Our findings demonstrate what many have already seen – that the concept of a traditional marketing funnel is outdated. The success many brands are seeing on TikTok points to its path to purchase model as an ‘infinite loop’ – where brand engagement is built on community, conversation and shared values.
Refocusing attention on nourishing long-lasting and meaningful relationships will see more success than pushing a sales message when consumers simply aren’t in the purchase mindset.
However, don’t just leave the role of brand engagement to your social media strategy – as people bounce from app to screen and across channels, it’s important to consider how an engagement strategy can connect into a wider marketing and customer service approach. The ability to speak to potential customers across multiple touchpoints will naturally increase conversion rate when the time comes to push a sales message, and avoid any wasted ad spend.
A multi-channel approach to brand awareness means that when consumers finally are in the mindset of purchasing, it won’t be sales-led advertising doing all the work.

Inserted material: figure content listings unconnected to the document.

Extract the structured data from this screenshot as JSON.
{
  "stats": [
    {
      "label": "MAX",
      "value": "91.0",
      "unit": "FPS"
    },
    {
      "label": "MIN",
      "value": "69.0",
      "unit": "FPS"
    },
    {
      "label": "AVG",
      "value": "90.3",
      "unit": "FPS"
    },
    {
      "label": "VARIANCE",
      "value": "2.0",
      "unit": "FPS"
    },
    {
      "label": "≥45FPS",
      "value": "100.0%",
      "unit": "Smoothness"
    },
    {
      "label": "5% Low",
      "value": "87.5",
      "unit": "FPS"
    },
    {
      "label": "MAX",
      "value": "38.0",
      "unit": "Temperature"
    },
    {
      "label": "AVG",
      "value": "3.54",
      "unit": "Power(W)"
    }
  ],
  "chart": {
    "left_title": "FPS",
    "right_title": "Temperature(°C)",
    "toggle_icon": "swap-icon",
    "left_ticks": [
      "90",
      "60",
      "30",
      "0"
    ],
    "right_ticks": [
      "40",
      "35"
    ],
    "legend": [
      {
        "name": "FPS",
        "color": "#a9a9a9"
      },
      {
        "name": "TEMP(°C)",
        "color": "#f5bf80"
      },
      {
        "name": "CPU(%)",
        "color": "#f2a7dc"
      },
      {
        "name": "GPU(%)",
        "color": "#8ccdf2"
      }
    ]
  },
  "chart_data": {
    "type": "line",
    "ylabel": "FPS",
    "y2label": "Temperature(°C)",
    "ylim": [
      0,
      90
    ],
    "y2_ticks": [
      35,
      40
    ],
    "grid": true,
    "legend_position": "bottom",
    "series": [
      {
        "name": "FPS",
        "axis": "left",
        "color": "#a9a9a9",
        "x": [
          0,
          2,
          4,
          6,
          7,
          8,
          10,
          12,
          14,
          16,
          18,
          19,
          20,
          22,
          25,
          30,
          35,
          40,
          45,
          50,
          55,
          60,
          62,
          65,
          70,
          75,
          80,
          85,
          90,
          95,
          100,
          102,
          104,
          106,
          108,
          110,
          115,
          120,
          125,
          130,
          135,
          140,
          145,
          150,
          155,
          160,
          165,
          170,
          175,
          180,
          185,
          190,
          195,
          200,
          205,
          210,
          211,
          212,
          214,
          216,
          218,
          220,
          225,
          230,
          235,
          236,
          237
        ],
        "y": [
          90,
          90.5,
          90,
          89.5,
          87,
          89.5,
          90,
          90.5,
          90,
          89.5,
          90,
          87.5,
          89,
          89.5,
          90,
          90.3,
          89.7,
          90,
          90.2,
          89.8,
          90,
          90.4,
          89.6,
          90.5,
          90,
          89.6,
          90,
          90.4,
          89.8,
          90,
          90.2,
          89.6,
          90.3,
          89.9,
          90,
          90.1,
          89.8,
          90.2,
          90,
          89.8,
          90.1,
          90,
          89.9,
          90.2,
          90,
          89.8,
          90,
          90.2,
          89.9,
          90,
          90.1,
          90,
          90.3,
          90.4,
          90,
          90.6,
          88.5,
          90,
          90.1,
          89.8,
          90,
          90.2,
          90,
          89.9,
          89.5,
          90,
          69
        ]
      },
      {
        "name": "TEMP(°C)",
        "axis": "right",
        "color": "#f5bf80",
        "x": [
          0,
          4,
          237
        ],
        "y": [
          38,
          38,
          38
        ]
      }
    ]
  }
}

Covid-19 will certainly not be the last global event to irrevocably shift consumer behaviour. Brands need to see market and customer volatility as a central facet of marketing today. This means thinking far beyond a two-week sales period and building customer relationships in the long term. Use advertising budget wisely during precious moments of customer interest – and spend the rest of the time finding other ways to add value to your customers.